Krishna Guha, an analyst at investment bank Evercore, says: “The biggest significance of the IMF-World Bank meetings … is the acute vulnerability of non-commodity-exporting emerging market countries to a perfect storm of patchy pandemic recovery with high debt, energy price war shock Food, China growth risks, and Fed tightening.”

This is a plausible summary and echoes UN warnings that weak global demand, insufficient international policy coordination and rising debt levels from the pandemic will generate financial shock waves that will push some developing countries into a downward spiral of insolvency, recession and halting. Development.

Achim Steiner, Administrator of the United Nations Development Program (UNDP), says he is “deeply concerned” about the scale of the crisis and the speed with which it is unfolding. We are not ready to deal with this. As a result of this pandemic, many poor countries have no fiscal space left and are backing their support.” He adds that nearly 70 countries are facing a “perfect storm” of rising energy costs, rising food prices and exorbitant debt servicing costs.

W was a notable fifth by his absence from Washington last week, and that is the win. The IMF has taken some comfort from pledges of $40 billion to the Resilience and Sustainability Fund — designed to help poor countries tackle the climate crisis and other structural challenges — but Ukraine alone will need more.

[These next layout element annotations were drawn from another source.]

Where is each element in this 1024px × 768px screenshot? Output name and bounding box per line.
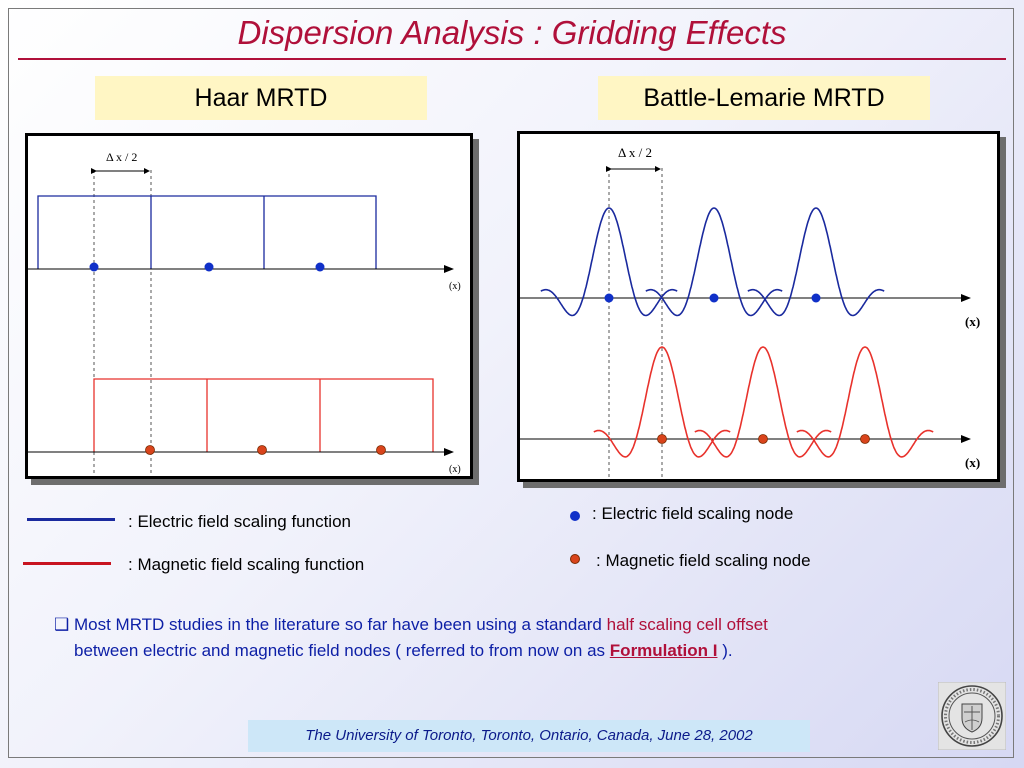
magnetic-node	[257, 445, 267, 455]
electric-function-legend-line	[27, 518, 115, 521]
scaling-function-curve	[796, 346, 934, 458]
electric-node-legend: : Electric field scaling node	[592, 504, 794, 523]
electric-node	[604, 293, 614, 303]
note-text-3: ).	[717, 641, 733, 660]
title-divider	[18, 58, 1006, 60]
delta-label: Δ x / 2	[618, 145, 652, 160]
magnetic-node	[145, 445, 155, 455]
slide-border	[8, 8, 1014, 758]
university-seal-icon	[938, 682, 1006, 750]
haar-plot-panel: Δ x / 2 (x) (x)	[25, 133, 473, 479]
scaling-function-curve	[645, 207, 783, 317]
haar-plot: Δ x / 2 (x) (x)	[28, 150, 461, 476]
electric-function-legend: : Electric field scaling function	[128, 512, 351, 531]
magnetic-node	[758, 434, 768, 444]
top-axis-label: (x)	[965, 314, 980, 329]
magnetic-node	[860, 434, 870, 444]
battle-lemarie-plot: Δ x / 2 (x) (x)	[520, 145, 980, 479]
battle-lemarie-plot-panel: Δ x / 2 (x) (x)	[517, 131, 1000, 482]
note-highlight: half scaling cell offset	[606, 615, 768, 634]
electric-node	[89, 262, 99, 272]
magnetic-node-legend: : Magnetic field scaling node	[596, 551, 811, 570]
electric-node	[315, 262, 325, 272]
electric-node	[709, 293, 719, 303]
note-line-1: ❑ Most MRTD studies in the literature so…	[54, 612, 954, 638]
scaling-function-curve	[747, 207, 885, 317]
note-text-1: Most MRTD studies in the literature so f…	[73, 615, 607, 634]
scaling-function-curve	[540, 207, 678, 317]
electric-node	[204, 262, 214, 272]
note-bullet-icon: ❑	[54, 615, 70, 634]
electric-node	[811, 293, 821, 303]
magnetic-node	[657, 434, 667, 444]
formulation-note: ❑ Most MRTD studies in the literature so…	[54, 612, 954, 664]
top-axis-label: (x)	[449, 281, 461, 292]
electric-scaling-functions	[37, 195, 377, 269]
scaling-function-curve	[593, 346, 731, 458]
magnetic-scaling-functions	[93, 378, 434, 452]
delta-label: Δ x / 2	[106, 150, 137, 164]
slide-title: Dispersion Analysis : Gridding Effects	[237, 14, 787, 51]
magnetic-scaling-functions	[593, 346, 934, 458]
electric-scaling-functions	[540, 207, 885, 317]
magnetic-node-legend-dot	[570, 554, 580, 564]
electric-node-legend-dot	[570, 511, 580, 521]
magnetic-function-legend: : Magnetic field scaling function	[128, 555, 365, 574]
haar-label: Haar MRTD	[95, 76, 427, 120]
scaling-function-curve	[694, 346, 832, 458]
footer-caption: The University of Toronto, Toronto, Onta…	[248, 720, 810, 752]
note-text-2: between electric and magnetic field node…	[74, 641, 610, 660]
battle-lemarie-label: Battle-Lemarie MRTD	[598, 76, 930, 120]
note-line-2: between electric and magnetic field node…	[54, 638, 954, 664]
magnetic-function-legend-line	[23, 562, 111, 565]
bottom-axis-label: (x)	[449, 464, 461, 475]
bottom-axis-label: (x)	[965, 455, 980, 470]
magnetic-node	[376, 445, 386, 455]
formulation-term: Formulation I	[609, 641, 718, 660]
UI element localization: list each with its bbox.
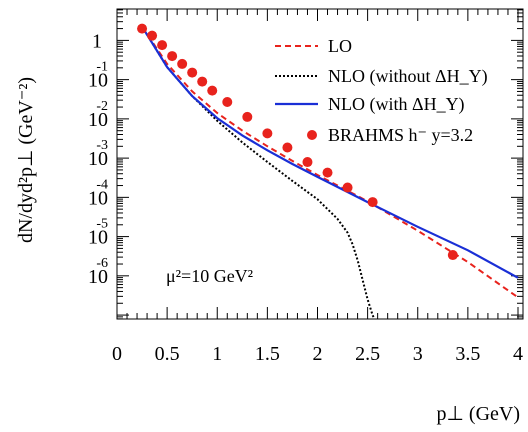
x-tick-label: 0.5	[155, 343, 180, 365]
data-point-brahms	[187, 67, 198, 78]
x-tick-label: 1.5	[255, 343, 280, 365]
x-tick-label: 2.5	[355, 343, 380, 365]
data-point-brahms	[342, 182, 353, 193]
data-point-brahms	[262, 128, 273, 139]
axis-labels: 0 0.5 1 1.5 2 2.5 3 3.5 4110-110-210-310-410-510…	[15, 30, 523, 425]
legend-label: NLO (with ΔH_Y)	[328, 94, 465, 115]
data-point-brahms	[147, 30, 158, 41]
y-tick-label: 10	[88, 187, 108, 209]
y-tick-exponent: -6	[96, 256, 108, 271]
x-tick-label: 3.5	[455, 343, 480, 365]
legend-label: NLO (without ΔH_Y)	[328, 66, 488, 87]
data-point-brahms	[137, 23, 148, 34]
y-tick-exponent: -1	[96, 60, 108, 75]
y-tick-label: 10	[88, 266, 108, 288]
y-tick-exponent: -4	[96, 177, 108, 192]
x-axis-label: p⊥ (GeV)	[436, 403, 520, 425]
data-point-brahms	[322, 167, 333, 178]
y-tick-label: 1	[92, 30, 102, 52]
legend-marker	[307, 130, 317, 140]
scale-annotation: μ²=10 GeV²	[166, 266, 253, 286]
legend-label: BRAHMS h⁻ y=3.2	[328, 125, 473, 145]
x-tick-label: 2	[312, 343, 322, 365]
legend: LO NLO (without ΔH_Y) NLO (with ΔH_Y) BRAHM…	[275, 36, 488, 145]
data-point-brahms	[447, 250, 458, 261]
y-tick-exponent: -2	[96, 99, 108, 114]
y-axis-label: dN/dyd²p⊥ (GeV⁻²)	[15, 77, 37, 243]
data-point-brahms	[282, 142, 293, 153]
data-point-brahms	[177, 58, 188, 69]
x-tick-label: 0	[112, 343, 122, 365]
x-tick-label: 1	[212, 343, 222, 365]
data-point-brahms	[302, 157, 313, 168]
y-tick-label: 10	[88, 70, 108, 92]
x-tick-label: 4	[513, 343, 523, 365]
data-point-brahms	[167, 51, 178, 62]
data-point-brahms	[367, 197, 378, 208]
series-line-nlo-with-h-y	[141, 26, 519, 279]
series-line-nlo-without-h-y	[141, 26, 376, 319]
plot-area	[137, 23, 519, 319]
y-tick-exponent: -5	[96, 217, 108, 232]
y-tick-label: 10	[88, 109, 108, 131]
data-point-brahms	[207, 85, 218, 96]
axis-ticks	[116, 9, 523, 320]
y-tick-label: 10	[88, 148, 108, 170]
series-line-lo	[141, 26, 519, 299]
series-layer	[137, 23, 519, 319]
data-point-brahms	[242, 111, 253, 122]
y-tick-label: 10	[88, 227, 108, 249]
data-point-brahms	[157, 40, 168, 51]
y-tick-exponent: -3	[96, 138, 108, 153]
x-tick-label: 3	[413, 343, 423, 365]
data-point-brahms	[197, 76, 208, 87]
data-point-brahms	[222, 97, 233, 107]
legend-label: LO	[328, 36, 352, 56]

Every finance minister and central bank governor knows that the war is a catastrophe for the global economy and that the costs will rise the longer it lasts. It is easy to see what defeat looks like: stagflation and deterioration of living standards in the developed parts of the world; Hunger, food riots and debt defaults in poor parts.

It’s hard to see what a victory looks like, other than an expensive one. An immediate ceasefire and Russia’s withdrawal would lower energy and food prices, reduce inflation, and make it easier for central banks to limit how high interest rates could be. A protracted war of attrition is the most likely scenario, and it will eventually lead to weak demand, a collapse in energy prices, and significantly lower inflation rates.

For now, the best that the IMF and World Bank can do is limit damage. The outlook is getting bleaker.